Сам понимаю, что это чудачество, но, приехав, например, в Оксфорд и увидев там Бэллиол колледж, я только и вспомнил о нем, что это был колледж Суинберна, а увидев Магдален колледж, сказал себе: “Это колледж Оскара Уайльда”. А когда я впервые подошел к речке Айзис, я не без волнения вспомнил, что ровно сто лет назад жарким летом по этой самой воде проплывала длинная лодка, в которой сидели три девочки, сестры Лиделл и с ними чинный математик Чарльз Лэтвидж Доджсон, т. е. Льюис Кэрролл. Несмотря на жару, он, я думаю, так и не снял черного своего сюртука, не расстегнул крахмального своего ворота, но когда стал рассказывать девочкам, слегка заикаясь, сказку “Алиса в стране чудес”, стало ясно, сколько веселого сумасбродства, озорства, необузданной детскости может порою таиться под черным сюртуком иного оксфордского “дона”. Где эта лодка? Где маленькие сестры Лиделл? Где вода, струившаяся среди этих лугов ровно сто лет назад? Где он сам, Льюис Кэрролл? А его сказка живет и живет несмотря ни на что, и вот уже второе столетие радует миллионы детей. Как же не верить, что литература прочнее всего и что нет такой силы, которая могла бы ее уничтожить!

Мне, старику-литератору, служившему литературе всю жизнь, очень хотелось бы верить, что литература важнее и ценнее всего и что она обладает магической властью сближать разъединенных людей и примирять непримиримые народы. Иногда мне чудится, что эта вера — безумие, но бывают минуты, когда я всей душой отдаюсь этой вере. “Разве не утешительно, — говорю я себе в такие минуты, — что за всю многовековую историю русско-британских отношений еще не было другого такого периода, когда Англия проявляла столь жгучий, живой интерес к языку и литературе России, а Россия — к языку и литературе Англии”. Будем же верить, что это к добру, — и давайте, несмотря ни на что, крепить, насколько это зависит от нас, наши дружеские литературные связи. Хорошо понимаю, что это — банальный призыв, но продиктован он свежим, заново прихлынувшим чувством.

7. В. Мережко. Речь председателя оргкомитета на вручении премии «Ника» (1997)

Ну кто мог подумать, что кино может закончиться! Посмотрите, кто стоит перед вами! Кто мог сказать, что «Ника» может закончиться! Да никогда, друзья мои!

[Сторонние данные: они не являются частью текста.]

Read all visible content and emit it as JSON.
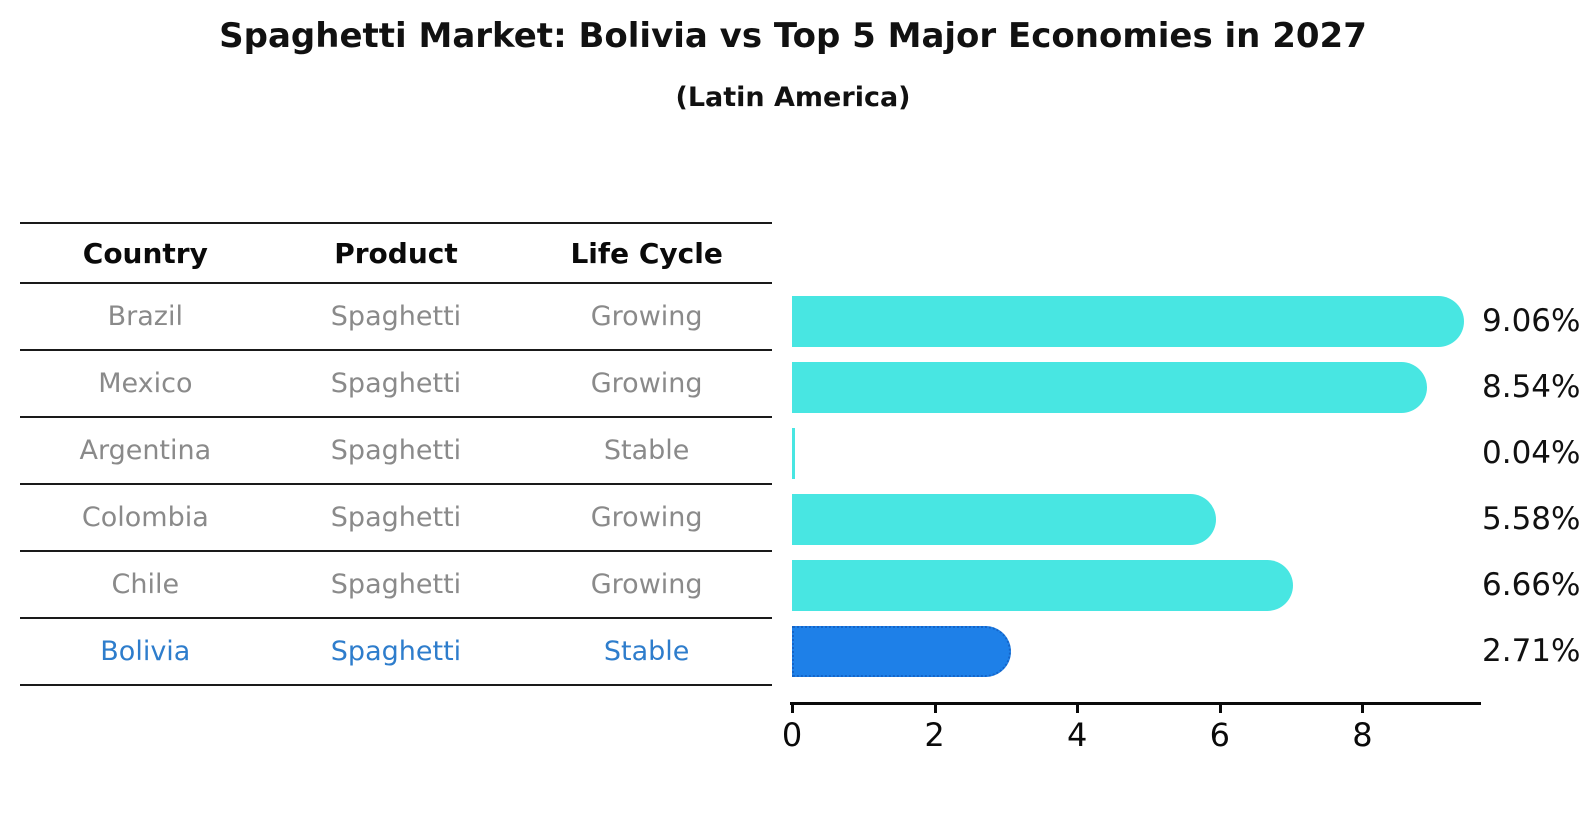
{
  "title": "Spaghetti Market: Bolivia vs Top 5 Major Economies in 2027",
  "subtitle": "(Latin America)",
  "table": {
    "headers": [
      "Country",
      "Product",
      "Life Cycle"
    ],
    "rows": [
      {
        "country": "Brazil",
        "product": "Spaghetti",
        "life_cycle": "Growing",
        "highlight": false
      },
      {
        "country": "Mexico",
        "product": "Spaghetti",
        "life_cycle": "Growing",
        "highlight": false
      },
      {
        "country": "Argentina",
        "product": "Spaghetti",
        "life_cycle": "Stable",
        "highlight": false
      },
      {
        "country": "Colombia",
        "product": "Spaghetti",
        "life_cycle": "Growing",
        "highlight": false
      },
      {
        "country": "Chile",
        "product": "Spaghetti",
        "life_cycle": "Growing",
        "highlight": false
      },
      {
        "country": "Bolivia",
        "product": "Spaghetti",
        "life_cycle": "Stable",
        "highlight": true
      }
    ]
  },
  "chart_data": {
    "type": "bar",
    "orientation": "horizontal",
    "title": "Spaghetti Market: Bolivia vs Top 5 Major Economies in 2027",
    "subtitle": "(Latin America)",
    "categories": [
      "Brazil",
      "Mexico",
      "Argentina",
      "Colombia",
      "Chile",
      "Bolivia"
    ],
    "values": [
      9.06,
      8.54,
      0.04,
      5.58,
      6.66,
      2.71
    ],
    "value_labels": [
      "9.06%",
      "8.54%",
      "0.04%",
      "5.58%",
      "6.66%",
      "2.71%"
    ],
    "x_ticks": [
      0,
      2,
      4,
      6,
      8
    ],
    "xlim": [
      0,
      9.66
    ],
    "grid": false,
    "legend": false,
    "bar_color": "#48e6e2",
    "highlight_bar_color": "#1e80e8",
    "highlight_border_color": "#1464c8",
    "highlight_index": 5,
    "highlight_text_color": "#2e7dcc",
    "table_text_color": "#8a8a8a"
  }
}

Я счастливый человек, потому что 10 лет я выхожу на эту сцену, на эту палубу, и 10 лет я произношу замечательные слова, открывающие церемонию вручения высших наград кино «Ника». Это великолепные слова! Первые три года, поверьте мне, в этот зал, в котором помещается более тысячи человек, было очень трудно найти гостей, пригласить их сюда. Не хотели! Не верили! Смеялись! Простите меня, издевались! Так было. Потом еще через три года наступила ситуация удивления: удивлялись, что что-то получается. Потом поверили. Сейчас у меня внизу спрашивали журналисты: правда ли, что «Ника» может закончиться, и правда ли, что кино дышит на ладан и у нас не хватит фильмов. Кино наше болело, но уверяю вас, оно уже выздоравливает, и не может, имея такие мощные силы, такое мощное наследие, как у нашего кинематографа, позволить себе закончиться. Никогда! Самый страшный грех — разрушать дом, который не ты построил. Наш дом построен и стоит крепко. Мы не вечны, наша команда рано или поздно передаст бразды правления в другие руки, руки более молодые. Но пока я хочу сказать слова благодарности вам, дорогие гости, вам, любимые мои академики, вам, лауреаты «Ники» мои ненаглядные. Я хочу произнести слова, которые говорю уже 10 лет. Итак, торжественную церемонию вручения высших кинематографических наград «Ника» объявляю открытой.